A popular choice among real estate investors seeking replacement property for their 1031 tax deferred exchange is Tenant in Common ownership (TIC), also known as fractional ownership. Under this structure, investors own an undivided fractional interest in an entire property and share in the net income, tax shelters, and appreciation proportionate to their investment. Further, investors receive a separate deed and title insurance for their percentage interest in the property. Because TIC opportunities are often "packaged" with management and financing in place, TICs offer efficiencies in the identification, acquisition, financing, closing, and operating stages of real estate ownership.
Some of the key features of TICs include:
- Distributions, if any, are generally paid monthly and are tax-sheltered via depreciation pass through and interest deductions.
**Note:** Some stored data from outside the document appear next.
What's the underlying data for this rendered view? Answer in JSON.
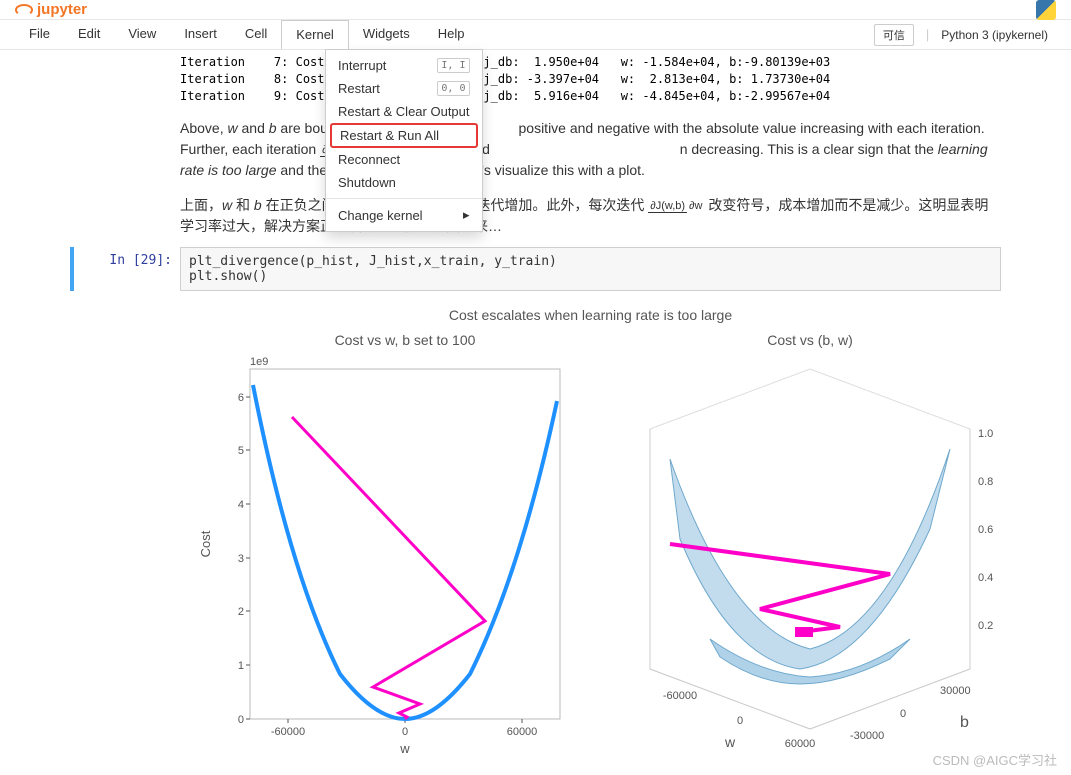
{
  "header": {
    "logo_text": "jupyter"
  },
  "menubar": {
    "items": [
      "File",
      "Edit",
      "View",
      "Insert",
      "Cell",
      "Kernel",
      "Widgets",
      "Help"
    ],
    "trusted": "可信",
    "kernel": "Python 3 (ipykernel)"
  },
  "dropdown": {
    "items": [
      {
        "label": "Interrupt",
        "shortcut": "I, I"
      },
      {
        "label": "Restart",
        "shortcut": "0, 0"
      },
      {
        "label": "Restart & Clear Output"
      },
      {
        "label": "Restart & Run All",
        "highlighted": true
      },
      {
        "label": "Reconnect"
      },
      {
        "label": "Shutdown"
      }
    ],
    "change_kernel": "Change kernel"
  },
  "output_lines": [
    "Iteration    7: Cost             i6e+04, dj_db:  1.950e+04   w: -1.584e+04, b:-9.80139e+03",
    "Iteration    8: Cost             i6e+04, dj_db: -3.397e+04   w:  2.813e+04, b: 1.73730e+04",
    "Iteration    9: Cost             i2e+04, dj_db:  5.916e+04   w: -4.845e+04, b:-2.99567e+04"
  ],
  "text_en": {
    "part1": "Above, ",
    "w": "w",
    "and": " and ",
    "b": "b",
    "part2": " are boun",
    "part3": " positive and negative with the absolute value increasing with each iteration. Further, each iteration ",
    "frac_num": "∂J(w,b)",
    "frac_den": "∂w",
    "part4": " changes sign and",
    "part5": "n decreasing. This is a clear sign that the ",
    "italic": "learning rate is too large",
    "part6": " and the solution is diverging. Let's visualize this with a plot."
  },
  "text_zh": {
    "part1": "上面，",
    "w": "w",
    "and": " 和 ",
    "b": "b",
    "part2": " 在正负之间",
    "part3": "迭代增加。此外，每次迭代 ",
    "frac_num": "∂J(w,b)",
    "frac_den": "∂w",
    "part4": " 改变符号，成本增加而不是减少。这明显表明学习率过大，解决方案正在发散。让我们用图表来…"
  },
  "code_cell": {
    "prompt": "In  [29]:",
    "code": "plt_divergence(p_hist, J_hist,x_train, y_train)\nplt.show()"
  },
  "watermark": "CSDN @AIGC学习社",
  "chart_data": [
    {
      "type": "line",
      "suptitle": "Cost escalates when learning rate is too large",
      "title": "Cost vs w, b set to 100",
      "xlabel": "w",
      "ylabel": "Cost",
      "y_scale_label": "1e9",
      "xlim": [
        -80000,
        80000
      ],
      "ylim": [
        0,
        6.5
      ],
      "xticks": [
        -60000,
        0,
        60000
      ],
      "yticks": [
        0,
        1,
        2,
        3,
        4,
        5,
        6
      ],
      "series": [
        {
          "name": "cost-curve",
          "color": "#1e90ff",
          "x": [
            -78000,
            -60000,
            -40000,
            -20000,
            0,
            20000,
            40000,
            60000,
            78000
          ],
          "y": [
            6.2,
            3.6,
            1.6,
            0.4,
            0.0,
            0.4,
            1.6,
            3.6,
            5.9
          ]
        },
        {
          "name": "divergence-path",
          "color": "#ff00c8",
          "x": [
            -60000,
            42000,
            -18000,
            8000,
            -3000,
            1000,
            0
          ],
          "y": [
            5.6,
            1.8,
            0.55,
            0.3,
            0.12,
            0.05,
            0.0
          ]
        }
      ]
    },
    {
      "type": "surface",
      "title": "Cost vs (b, w)",
      "xlabel": "w",
      "ylabel": "b",
      "xticks_w": [
        -60000,
        0,
        60000
      ],
      "xticks_b": [
        -30000,
        0,
        30000
      ],
      "zticks": [
        0.2,
        0.4,
        0.6,
        0.8,
        1.0
      ],
      "path_color": "#ff00c8",
      "surface_color": "#8fbfe0"
    }
  ]
}
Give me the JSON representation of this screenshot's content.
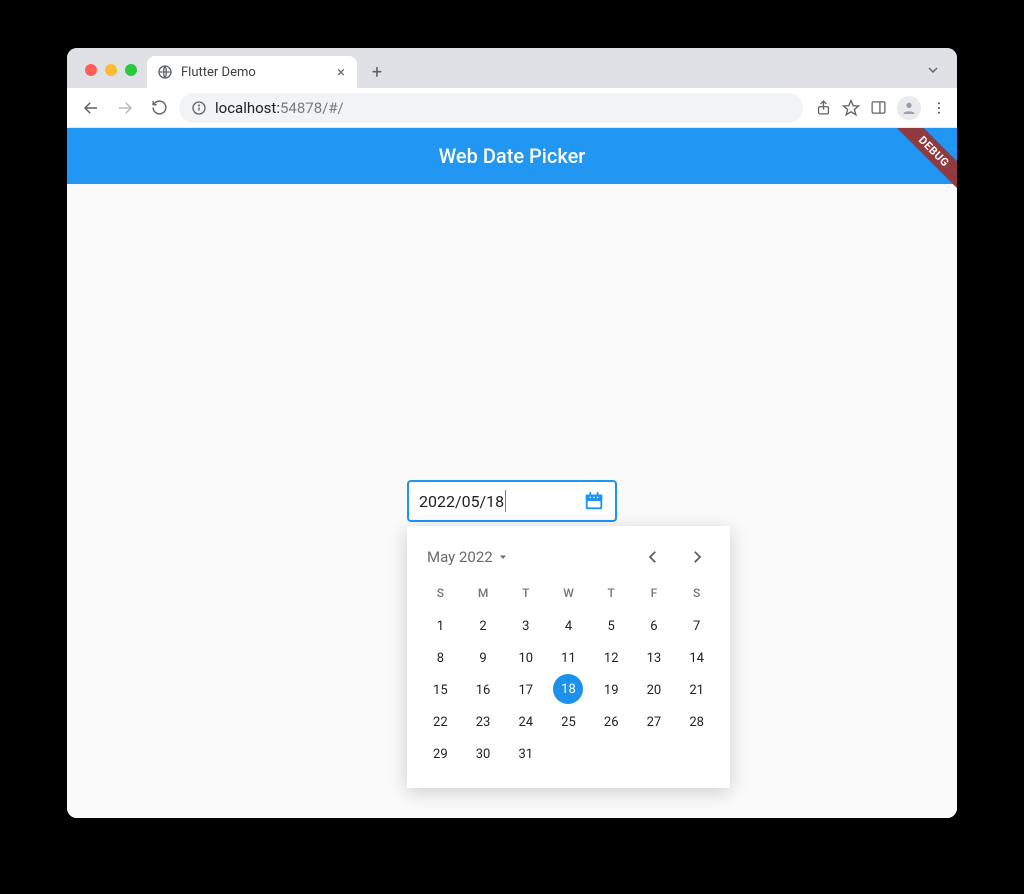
{
  "browser": {
    "tab_title": "Flutter Demo",
    "url_host": "localhost:",
    "url_rest": "54878/#/"
  },
  "app": {
    "title": "Web Date Picker",
    "debug_banner": "DEBUG"
  },
  "date_input": {
    "value": "2022/05/18"
  },
  "calendar": {
    "month_label": "May 2022",
    "dow": [
      "S",
      "M",
      "T",
      "W",
      "T",
      "F",
      "S"
    ],
    "leading_blanks": 0,
    "days": [
      1,
      2,
      3,
      4,
      5,
      6,
      7,
      8,
      9,
      10,
      11,
      12,
      13,
      14,
      15,
      16,
      17,
      18,
      19,
      20,
      21,
      22,
      23,
      24,
      25,
      26,
      27,
      28,
      29,
      30,
      31
    ],
    "selected_day": 18
  },
  "colors": {
    "accent": "#2196f3"
  }
}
Investors may also share in the appreciation, if any, of the property when sold.
- Minimum equity requirements allow investors access to high quality, institutional grade properties. This may be the only option for small investors to acquire ownership in these types of properties. Investors may be able to diversify, which can reduce risk by allowing investments in different locations, with various property types, tenants, industries, etc.
- National real estate companies that structure these TIC programs acquire (identify and locate, evaluate, arrange financing, etc.), manage (maintain, lease, collect rent, service mortgage), and sell the TIC properties.
- TICs enable investors to replace the required debt on the 1031 when needed. Investors assume non-recourse (no personal guarantee) financing on the property.
- TICs provide the flexibility to avoid the taxable boot if an investor’s preferred real estate doesn't allow them to meet the full debt and equity requirements.
- TICs can be a great option for investors who have excess equity from large exchanges.
- TICs are Regulation D securities, and are restricted to accredited investors only (individuals must have a net worth of at least $1,000,000 or annual income of $200,000 for each of the last 2 years, with expectations of similar income in the current year).
- As with any investment in real estate, there are risks associated with TIC ownership, including fluctuations in the real estate market that will impact the value of the property, vacancy rates which can decrease cash flow and risks associated with the loss of a major tenant.
- There are additional costs and expenses associated with TIC ownership which are set forth in the PPM.
- There is a certain loss of control associated with TIC ownership given that unanimous approval is required to take a major action, such as a re-finance or sale.
- There is no known secondary market for TIC interests and therefore the investment is considered illiquid.